I am very happy to see that people focus on efficiency and performance, and LCOE [levelized cost of energy] also, instead of just focusing on price down. This is a change. We will see a lot more of mono [silicon] than multi, a big push in HJT [heterojunction cell tech]. Trina is producing n-type TOPCon [tunnel oxide passivated contact], which is great to see, and companies like Oxford PV are starting to do demonstrations of modules of perovskite on silicon. Five years ago at [trade show] SNEC, I said that we would see demonstration of tandem modules in the timeframe to today and no-one believed me.
And what about the market situation, how do you see where we are today?

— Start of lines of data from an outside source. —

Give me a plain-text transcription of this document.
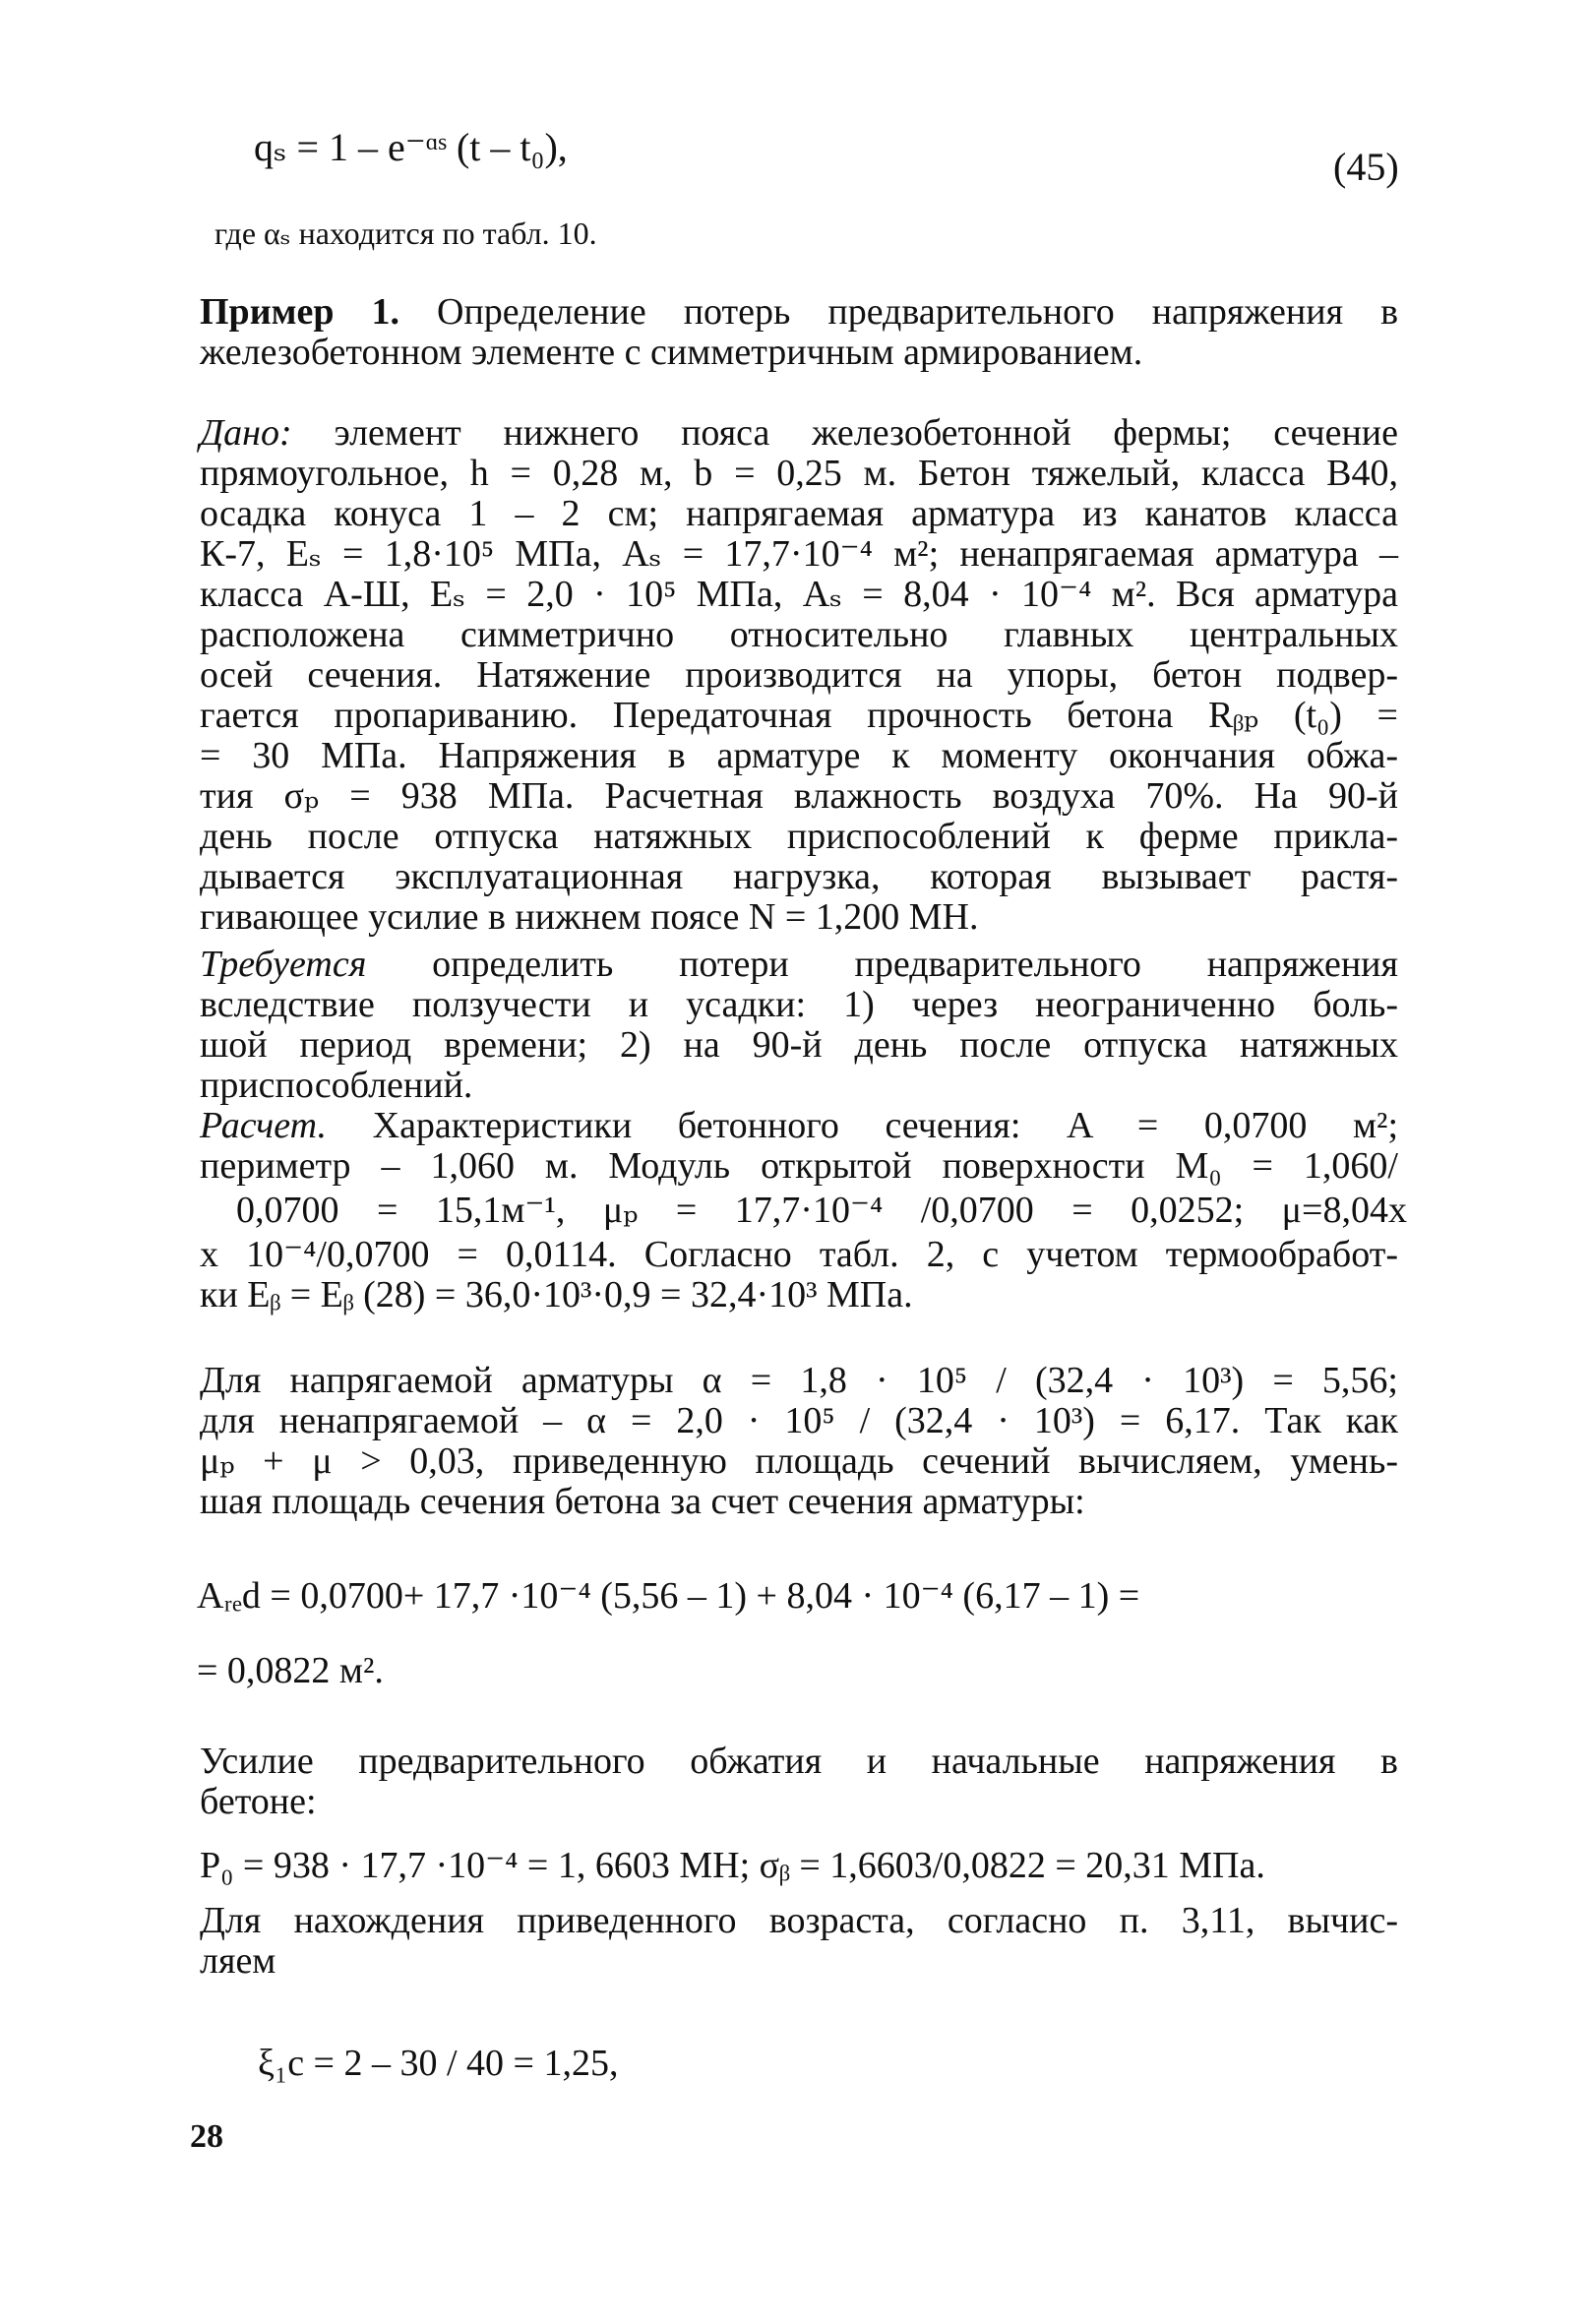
qₛ = 1 – e⁻ᵅˢ (t – t₀),	(45)
где αₛ находится по табл. 10.
Пример 1. Определение потерь предварительного напряжения в
железобетонном элементе с симметричным армированием.
Дано: элемент нижнего пояса железобетонной фермы; сечение
прямоугольное, h = 0,28 м, b = 0,25 м. Бетон тяжелый, класса В40,
осадка конуса 1 – 2 см; напрягаемая арматура из канатов класса
К-7, Eₛ = 1,8·10⁵ МПа, Aₛ = 17,7·10⁻⁴ м²; ненапрягаемая арматура –
класса А-Ш, Eₛ = 2,0 · 10⁵ МПа, Aₛ = 8,04 · 10⁻⁴ м². Вся арматура
расположена симметрично относительно главных центральных
осей сечения. Натяжение производится на упоры, бетон подвер-
гается пропариванию. Передаточная прочность бетона Rᵦₚ (t₀) =
= 30 МПа. Напряжения в арматуре к моменту окончания обжа-
тия σₚ = 938 МПа. Расчетная влажность воздуха 70%. На 90-й
день после отпуска натяжных приспособлений к ферме прикла-
дывается эксплуатационная нагрузка, которая вызывает растя-
гивающее усилие в нижнем поясе N = 1,200 МН.
Требуется определить потери предварительного напряжения
вследствие ползучести и усадки: 1) через неограниченно боль-
шой период времени; 2) на 90-й день после отпуска натяжных
приспособлений.
Расчет. Характеристики бетонного сечения: A = 0,0700 м²;
периметр – 1,060 м. Модуль открытой поверхности M₀ = 1,060/
0,0700 = 15,1м⁻¹, μₚ = 17,7·10⁻⁴ /0,0700 = 0,0252; μ=8,04х
х 10⁻⁴/0,0700 = 0,0114. Согласно табл. 2, с учетом термообработ-
ки Eᵦ = Eᵦ (28) = 36,0·10³·0,9 = 32,4·10³ МПа.
Для напрягаемой арматуры α = 1,8 · 10⁵ / (32,4 · 10³) = 5,56;
для ненапрягаемой – α = 2,0 · 10⁵ / (32,4 · 10³) = 6,17. Так как
μₚ + μ > 0,03, приведенную площадь сечений вычисляем, умень-
шая площадь сечения бетона за счет сечения арматуры:
Aᵣₑd = 0,0700+ 17,7 ·10⁻⁴ (5,56 – 1) + 8,04 · 10⁻⁴ (6,17 – 1) =
= 0,0822 м².
Усилие предварительного обжатия и начальные напряжения в
бетоне:
P₀ = 938 · 17,7 ·10⁻⁴ = 1, 6603 МН; σᵦ = 1,6603/0,0822 = 20,31 МПа.
Для нахождения приведенного возраста, согласно п. 3,11, вычис-
ляем
ξ₁c = 2 – 30 / 40 = 1,25,
28
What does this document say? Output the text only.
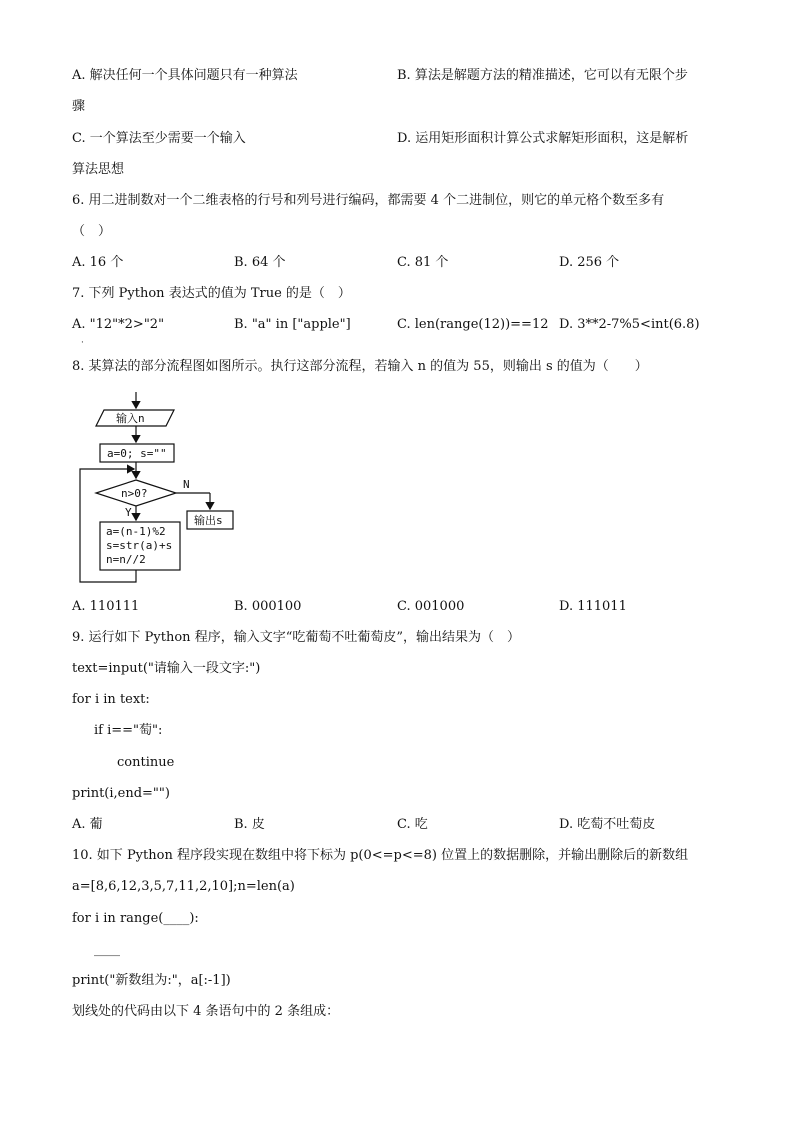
A. 解决任何一个具体问题只有一种算法	B. 算法是解题方法的精准描述，它可以有无限个步
骤
C. 一个算法至少需要一个输入	D. 运用矩形面积计算公式求解矩形面积，这是解析
算法思想
6. 用二进制数对一个二维表格的行号和列号进行编码，都需要 4 个二进制位，则它的单元格个数至多有
（　）
A. 16 个	B. 64 个	C. 81 个	D. 256 个
7. 下列 Python 表达式的值为 True 的是（　）
A. "12"*2>"2"	B. "a" in ["apple"]	C. len(range(12))==12 D. 3**2-7%5<int(6.8)
·
8. 某算法的部分流程图如图所示。执行这部分流程，若输入 n 的值为 55，则输出 s 的值为（　　）
输入n
a=0; s=""
n>0?
N
输出s
Y
a=(n-1)%2
s=str(a)+s
n=n//2
A. 110111	B. 000100	C. 001000	D. 111011
9. 运行如下 Python 程序，输入文字“吃葡萄不吐葡萄皮”，输出结果为（　）
text=input("请输入一段文字:")
for i in text:
if i=="萄":
continue
print(i,end="")
A. 葡	B. 皮	C. 吃	D. 吃萄不吐萄皮
10. 如下 Python 程序段实现在数组中将下标为 p(0<=p<=8) 位置上的数据删除，并输出删除后的新数组
a=[8,6,12,3,5,7,11,2,10];n=len(a)
for i in range(____):
____
print("新数组为:"，a[:-1])
划线处的代码由以下 4 条语句中的 2 条组成：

It’s very exciting but it’s scary, because people think that the module is so cheap now and we are at parity in most parts of the world so the problem is solved and now there will be an explosion. But what we see is a [market] slowdown. Instead of the 30% growth per year, now we see 10-20% and this is not good. Because we need to tackle climate change by the installation of around 80 TW of cumulative PV. To get to 80 TW we can do it with 10 to 15 to 20% growth, but the problem is that we have to grow so much the annual production capacity that when the market saturates there will be a major slowdown and that will kill the industry. What will be left is the replacement of the modules that were produced 20-30 years earlier. That will be a transition from a 9 TW [annual market] to 100 GW.
Can you explain that idea a little more?
Well, if we grow at 10-20% then we reach 80 TW in 2055, for example. At that time, the production capacity is roughly 9-10 TW annually. But if we can reach that 25 years earlier, if we grow very fast and stabilize around 3 TW, we can stabilize 25 years before the market saturates and then the market stays at 3 TW. But we need to keep growing quickly, right now, for another 10 years. After that we are safe.
Graph of the size of stable PV industry required to mitigate climate change.
Image: Pierre Verlinden
What PV technologies will we need at that stage?
The big question is, which technology are we developing? The technologies that will be developed in 20 years will be too late. When we arrive at 2030 or 2040, when the market is stable, there will be room for 3-4 different technologies – there will be no room for new technologies any more. They will not make it.
Any technologies that we are developing right now we need to be ready in the next 10 years, after that it will be too late. It is exciting to see these new technologies coming but people need to realize that they shouldn’t invent a new technology that will take 20 years to come to market because it will come too late – we don’t need that.
So, you’re saying that we have today the fundamental solar technologies we will need in future?
We can do it with the technology we have. The efficiency is not a problem, cost also, growth also not a problem – because the cost of [production equipment] capex [capital expenditure] has come down in the last years. The big problem is apathy. There is no sense of urgency. Greed is also a problem – people want ROI [return on investment]. And then there is [political] populism, and things like that.
You really need to tell people: ‘We have made it, it’s wonderful and the industry can survive and it’s a great industry.’ But we have a big problem and the world needs a “war cabinet” against climate change. This is a leadership and people to coordinate what needs to be done. That war cabinet needs to tell the PV industry that we need to grow at 25-30% annually. And other industries, like the car industry, need to rapidly invest in electric mobility.
What’s next for you?
I’ve been a device physicist for many years and have done many, many things, and now I’m looking at the industry and what I can do.
Seventy-five per cent of my work is volunteering, like as a part of the international advisory board at EU PVSEC. I organize the silicon PV conference [March 30-April 3] in China next year. All of that is volunteer work. I help the Chinese PVSEC conferences, PVSEC also. I’m also assisting with writing books and articles so this is also my volunteer part.
The rest of my time I spend on the board of Oxford PV and BT Imaging. And I do consulting also – with Trina for the moment – on a regular basis.